- Theatrical release poster
- Directed by: James Franco Pamela Romanowsky
- Written by: Adam Rager Matt Rager
- Produced by: James Franco; Luke Daniels; Kurt Fethke; Jeffrey Greenstein; Vince Jolivette; Alan Pao; Scott Reed; Jeff Rice; Jonathan Yunger;
- Starring: James Franco; Allie Gallerani; Tim Blake Nelson; Lori Singer; Pamela Anderson; Josh Duhamel; Eric Roberts;
- Cinematography: Pedro Gómez Millán
- Edited by: Evan Ahlgren, Aaron I. Butler
- Music by: Adam Crystal;
- Production companies: Jeff Rice Films; Redwire Pictures; Campbell Grobman Films; Dark Rabbit Productions;
- Distributed by: Momentum Pictures
- Release date: March 3, 2017;
- Running time: 90 minutes
- Country: United States
- Language: English

= The Institute (2017 film) =

The Institute is a 2017 American horror thriller film co-directed by Pamela Romanowsky and James Franco. It is based on a true story of a young girl's treatment at The Rosewood Institute in Owings Mills, Maryland, and stars Franco, Allie Gallerani, Tim Blake Nelson, and Lori Singer.

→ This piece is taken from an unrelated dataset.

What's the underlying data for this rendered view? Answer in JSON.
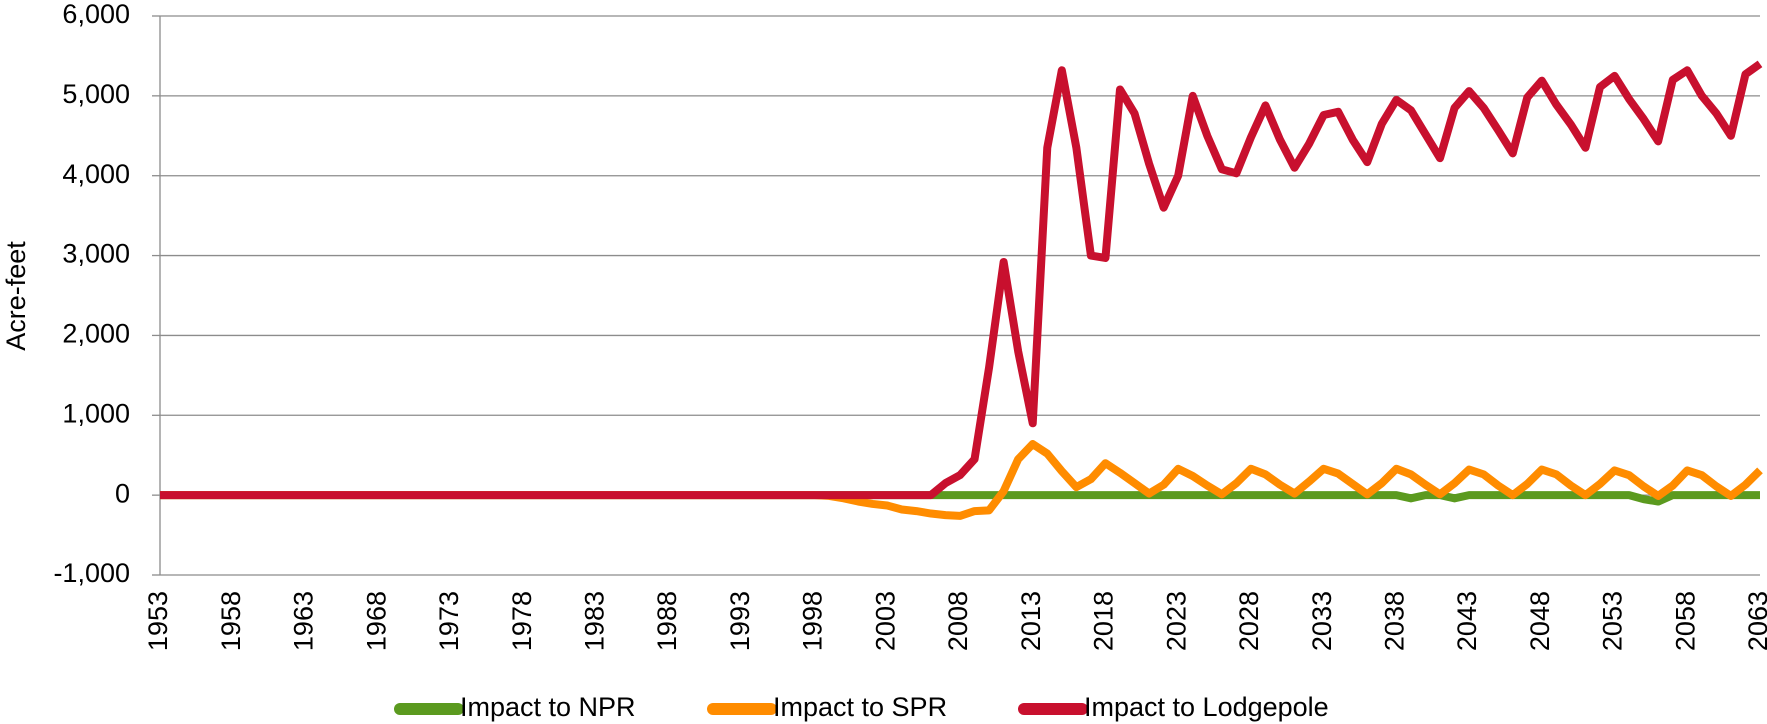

The film was released on March 3, 2017.

==Synopsis==
Baltimore, 1893: young Isabel Porter checks herself into the Rosewood Institute, following the sudden death of her parents, and is subjected to extreme experiments in brainwashing and mind control by the insidious Dr. Cairn.

==Cast==
- James Franco as Dr. Cairn
- Allie Gallerani as Isabel Porter
- Tim Blake Nelson as Dr. Lemelle
- Lori Singer as Madame Werner
- Josh Duhamel as Detective
- Eric Roberts as Dr. Torrington
- Melissa Bolona as Trudy
- Scott Haze as Gunther
- Gabrielle Haugh as Allison

==Reception==
On review aggregator Rotten Tomatoes the film has a score of 0% based on reviews from 5 critics, with an average rating of 2.50/10 rating.

Both RogerEbert.com and Slant Magazine gave the film one star out of four, with the later writing "The Institute seems constantly on the verge of dipping into spoof, though of what exactly is difficult to say".

Gary Goldstein of the Los Angeles Times dismissed the film as 'silly' and added that "the mishmash of a script by Adam and Matt Rager is filled with arch attempts at period dialogue and much psychobabble. Franco and Romanowsky's unsubtle direction doesn’t help."

Matt Donato of Film Journal International also was not impressed with the film, criticizing the script, direction and approach to the material, saying that "watching The Institute, you'll feel caught in a musty chamber with no escape, slowed by wolfsbane serums that beckon the deepest of sleep. No prescription will cure what ails this botched indie experiment".